The 421 (Misdirected Request) status code indicates that the request was directed at a server that is not able to produce a response. This can be sent by a server that is not configured to produce responses for the combination of scheme and authority that are included in the request URI. Clients receiving a 421 (Misdirected Request) response from a server MAY retry the request — whether the request method is idempotent or not — over a different connection.

The 421 status code can be used to force clients to connect over a different connection, but this again puts the onus on the resource server to start sending 421 once it’s out of rotation. I am not very sure if this is the right use of this status code and I haven’t come across any implementations of this either. Also, is the client expected to terminate the existing connection if it receives a 421 is again not clear to me. golang http2 client still doesn’t support 421. Some discussions here: https://github.com/golang/go/issues/18341.

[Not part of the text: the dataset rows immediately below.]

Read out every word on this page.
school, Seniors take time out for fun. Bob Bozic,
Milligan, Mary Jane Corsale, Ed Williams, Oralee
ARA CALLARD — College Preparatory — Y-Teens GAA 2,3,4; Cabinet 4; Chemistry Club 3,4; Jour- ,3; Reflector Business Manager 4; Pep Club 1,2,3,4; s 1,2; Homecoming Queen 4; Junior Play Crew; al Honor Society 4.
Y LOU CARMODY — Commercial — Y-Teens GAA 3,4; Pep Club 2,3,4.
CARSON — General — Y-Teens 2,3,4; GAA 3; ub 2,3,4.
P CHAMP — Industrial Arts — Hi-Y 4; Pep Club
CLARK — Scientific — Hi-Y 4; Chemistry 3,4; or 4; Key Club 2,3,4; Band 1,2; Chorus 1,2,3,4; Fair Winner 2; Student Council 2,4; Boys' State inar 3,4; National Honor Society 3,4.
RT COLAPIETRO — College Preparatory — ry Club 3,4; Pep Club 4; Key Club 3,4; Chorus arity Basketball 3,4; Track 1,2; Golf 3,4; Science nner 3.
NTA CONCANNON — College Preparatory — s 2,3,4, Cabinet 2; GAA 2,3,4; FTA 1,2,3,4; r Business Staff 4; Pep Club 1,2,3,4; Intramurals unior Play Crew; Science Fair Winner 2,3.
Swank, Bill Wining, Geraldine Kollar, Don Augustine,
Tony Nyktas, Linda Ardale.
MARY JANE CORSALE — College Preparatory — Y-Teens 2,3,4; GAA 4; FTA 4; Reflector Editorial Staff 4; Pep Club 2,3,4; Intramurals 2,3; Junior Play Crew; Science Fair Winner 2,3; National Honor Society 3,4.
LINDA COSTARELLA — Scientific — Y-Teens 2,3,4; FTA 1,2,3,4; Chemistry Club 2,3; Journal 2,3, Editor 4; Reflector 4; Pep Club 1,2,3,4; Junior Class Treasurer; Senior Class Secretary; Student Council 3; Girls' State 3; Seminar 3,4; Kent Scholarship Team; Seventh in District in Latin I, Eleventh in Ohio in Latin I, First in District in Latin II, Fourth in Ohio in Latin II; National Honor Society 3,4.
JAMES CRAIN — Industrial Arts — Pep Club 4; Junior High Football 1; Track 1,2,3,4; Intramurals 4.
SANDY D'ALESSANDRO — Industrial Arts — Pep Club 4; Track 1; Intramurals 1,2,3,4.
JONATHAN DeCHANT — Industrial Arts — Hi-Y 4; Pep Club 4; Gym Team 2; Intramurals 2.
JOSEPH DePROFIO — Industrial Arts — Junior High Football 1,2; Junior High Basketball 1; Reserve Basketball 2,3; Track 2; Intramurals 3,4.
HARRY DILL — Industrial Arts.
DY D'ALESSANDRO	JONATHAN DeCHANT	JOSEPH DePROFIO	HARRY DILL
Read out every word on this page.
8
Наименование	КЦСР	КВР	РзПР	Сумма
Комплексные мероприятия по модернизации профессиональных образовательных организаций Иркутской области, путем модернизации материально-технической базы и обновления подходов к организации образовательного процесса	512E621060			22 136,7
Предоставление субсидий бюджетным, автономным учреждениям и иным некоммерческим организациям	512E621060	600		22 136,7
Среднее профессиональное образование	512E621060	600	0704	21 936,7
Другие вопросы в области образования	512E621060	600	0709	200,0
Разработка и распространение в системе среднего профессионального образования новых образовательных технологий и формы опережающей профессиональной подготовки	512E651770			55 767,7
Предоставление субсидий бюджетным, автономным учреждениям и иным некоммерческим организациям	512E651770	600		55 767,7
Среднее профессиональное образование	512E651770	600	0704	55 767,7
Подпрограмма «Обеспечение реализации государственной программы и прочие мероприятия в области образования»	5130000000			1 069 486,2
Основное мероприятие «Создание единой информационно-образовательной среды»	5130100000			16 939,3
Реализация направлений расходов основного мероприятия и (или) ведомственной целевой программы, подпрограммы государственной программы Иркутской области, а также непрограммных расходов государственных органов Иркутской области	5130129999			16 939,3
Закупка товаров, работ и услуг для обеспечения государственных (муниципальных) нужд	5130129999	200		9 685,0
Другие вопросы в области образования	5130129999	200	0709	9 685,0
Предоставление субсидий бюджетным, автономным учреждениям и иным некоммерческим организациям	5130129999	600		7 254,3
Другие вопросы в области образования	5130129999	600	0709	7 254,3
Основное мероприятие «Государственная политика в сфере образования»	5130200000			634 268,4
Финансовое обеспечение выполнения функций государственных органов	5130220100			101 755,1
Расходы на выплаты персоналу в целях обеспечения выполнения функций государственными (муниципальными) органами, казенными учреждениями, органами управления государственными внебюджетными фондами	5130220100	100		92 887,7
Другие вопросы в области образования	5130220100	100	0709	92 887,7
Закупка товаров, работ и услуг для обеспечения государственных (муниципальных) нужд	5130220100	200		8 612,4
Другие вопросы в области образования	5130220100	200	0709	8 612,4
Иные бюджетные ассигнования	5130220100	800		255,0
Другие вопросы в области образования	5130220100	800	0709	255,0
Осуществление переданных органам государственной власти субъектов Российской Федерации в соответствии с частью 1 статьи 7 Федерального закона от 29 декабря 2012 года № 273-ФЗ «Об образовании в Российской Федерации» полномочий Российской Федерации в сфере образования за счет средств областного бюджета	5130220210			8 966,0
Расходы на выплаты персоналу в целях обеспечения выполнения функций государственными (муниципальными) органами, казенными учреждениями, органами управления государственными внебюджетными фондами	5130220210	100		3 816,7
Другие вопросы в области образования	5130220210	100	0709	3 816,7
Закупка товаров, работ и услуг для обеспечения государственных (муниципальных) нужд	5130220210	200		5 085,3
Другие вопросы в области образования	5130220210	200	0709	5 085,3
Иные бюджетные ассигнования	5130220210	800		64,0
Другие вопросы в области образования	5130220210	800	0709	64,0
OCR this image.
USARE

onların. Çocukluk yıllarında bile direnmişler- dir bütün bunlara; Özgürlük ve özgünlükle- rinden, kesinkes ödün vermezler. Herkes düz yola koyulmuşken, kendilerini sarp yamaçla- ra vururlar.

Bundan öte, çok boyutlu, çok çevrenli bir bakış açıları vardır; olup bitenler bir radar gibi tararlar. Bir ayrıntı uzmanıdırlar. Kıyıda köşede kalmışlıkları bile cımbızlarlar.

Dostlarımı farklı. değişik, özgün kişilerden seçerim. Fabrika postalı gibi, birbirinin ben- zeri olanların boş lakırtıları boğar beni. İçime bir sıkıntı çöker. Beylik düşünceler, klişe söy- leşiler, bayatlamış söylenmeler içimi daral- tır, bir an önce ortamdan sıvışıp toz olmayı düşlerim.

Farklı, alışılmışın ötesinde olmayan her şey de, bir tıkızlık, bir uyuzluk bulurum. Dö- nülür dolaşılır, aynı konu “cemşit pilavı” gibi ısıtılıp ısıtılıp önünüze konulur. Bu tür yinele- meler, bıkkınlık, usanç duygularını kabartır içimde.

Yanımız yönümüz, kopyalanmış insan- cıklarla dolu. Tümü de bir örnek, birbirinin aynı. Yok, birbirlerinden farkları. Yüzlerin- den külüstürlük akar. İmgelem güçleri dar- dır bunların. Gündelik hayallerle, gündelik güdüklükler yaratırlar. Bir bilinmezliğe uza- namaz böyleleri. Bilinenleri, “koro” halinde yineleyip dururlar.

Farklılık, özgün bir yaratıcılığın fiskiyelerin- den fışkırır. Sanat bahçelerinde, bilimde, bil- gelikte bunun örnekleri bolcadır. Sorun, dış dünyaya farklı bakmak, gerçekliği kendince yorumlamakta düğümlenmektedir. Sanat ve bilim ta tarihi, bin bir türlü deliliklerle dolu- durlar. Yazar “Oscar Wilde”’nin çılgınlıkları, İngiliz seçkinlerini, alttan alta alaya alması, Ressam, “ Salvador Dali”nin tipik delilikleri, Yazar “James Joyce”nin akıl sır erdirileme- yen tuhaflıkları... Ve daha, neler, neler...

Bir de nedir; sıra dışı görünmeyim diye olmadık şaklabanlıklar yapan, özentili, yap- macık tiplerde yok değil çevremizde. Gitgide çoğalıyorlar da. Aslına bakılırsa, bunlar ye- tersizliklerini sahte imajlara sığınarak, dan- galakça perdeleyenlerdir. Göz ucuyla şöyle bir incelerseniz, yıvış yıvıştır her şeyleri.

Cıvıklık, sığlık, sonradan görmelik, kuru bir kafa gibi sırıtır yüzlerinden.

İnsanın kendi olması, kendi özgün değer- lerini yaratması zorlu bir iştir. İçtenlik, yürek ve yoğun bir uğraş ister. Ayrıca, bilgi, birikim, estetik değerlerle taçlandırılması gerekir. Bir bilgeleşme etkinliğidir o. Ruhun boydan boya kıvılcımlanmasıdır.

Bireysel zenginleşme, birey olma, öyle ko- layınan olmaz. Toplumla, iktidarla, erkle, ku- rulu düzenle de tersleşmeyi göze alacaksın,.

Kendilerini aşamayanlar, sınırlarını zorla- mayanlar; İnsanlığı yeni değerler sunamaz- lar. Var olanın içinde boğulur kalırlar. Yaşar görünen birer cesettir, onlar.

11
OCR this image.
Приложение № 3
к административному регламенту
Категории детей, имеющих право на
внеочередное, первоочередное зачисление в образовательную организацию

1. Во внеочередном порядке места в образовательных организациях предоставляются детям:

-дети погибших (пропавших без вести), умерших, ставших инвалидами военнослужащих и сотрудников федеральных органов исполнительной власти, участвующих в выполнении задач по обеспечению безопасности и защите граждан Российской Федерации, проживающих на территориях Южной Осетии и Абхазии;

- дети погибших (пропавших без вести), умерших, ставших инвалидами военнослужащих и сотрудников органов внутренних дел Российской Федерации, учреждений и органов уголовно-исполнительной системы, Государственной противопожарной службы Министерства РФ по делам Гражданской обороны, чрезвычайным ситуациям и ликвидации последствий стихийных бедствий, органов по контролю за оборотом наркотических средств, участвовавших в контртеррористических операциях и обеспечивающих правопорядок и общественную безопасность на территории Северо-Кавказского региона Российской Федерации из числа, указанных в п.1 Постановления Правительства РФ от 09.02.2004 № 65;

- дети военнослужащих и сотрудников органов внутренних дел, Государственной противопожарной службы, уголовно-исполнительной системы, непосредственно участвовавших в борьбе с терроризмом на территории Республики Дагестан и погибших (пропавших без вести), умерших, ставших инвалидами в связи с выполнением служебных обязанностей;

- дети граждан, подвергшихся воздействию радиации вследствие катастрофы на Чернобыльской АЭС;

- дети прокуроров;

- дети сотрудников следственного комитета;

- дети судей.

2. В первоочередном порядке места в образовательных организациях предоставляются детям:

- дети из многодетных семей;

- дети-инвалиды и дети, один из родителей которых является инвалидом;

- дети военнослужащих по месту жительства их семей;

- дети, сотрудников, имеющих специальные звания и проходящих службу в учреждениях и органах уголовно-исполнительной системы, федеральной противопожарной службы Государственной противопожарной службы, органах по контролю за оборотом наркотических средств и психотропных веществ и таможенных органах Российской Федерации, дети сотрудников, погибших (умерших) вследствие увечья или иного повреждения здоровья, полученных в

There is a partial solution available in some languages/frameworks which can help mitigate this if you still need to handle it at the client. The ESTABLISHED connections can be limited by time (as done by akka-http for example) or they can be limited by number of requests (as done by envoy for example)

  1. DNS aware persistent connections is a common topic raised at multiple places.
  2. There is no standard client-side implementation to handle this.
  3. Envoy’s strict DNS pattern falls closer to a DNS-aware client for persistent connections, but it’s not advisable to be used.
  4. The only available client-side solutions are to use time bound or number of requests bound persistent connections as available in some languages or frameworks.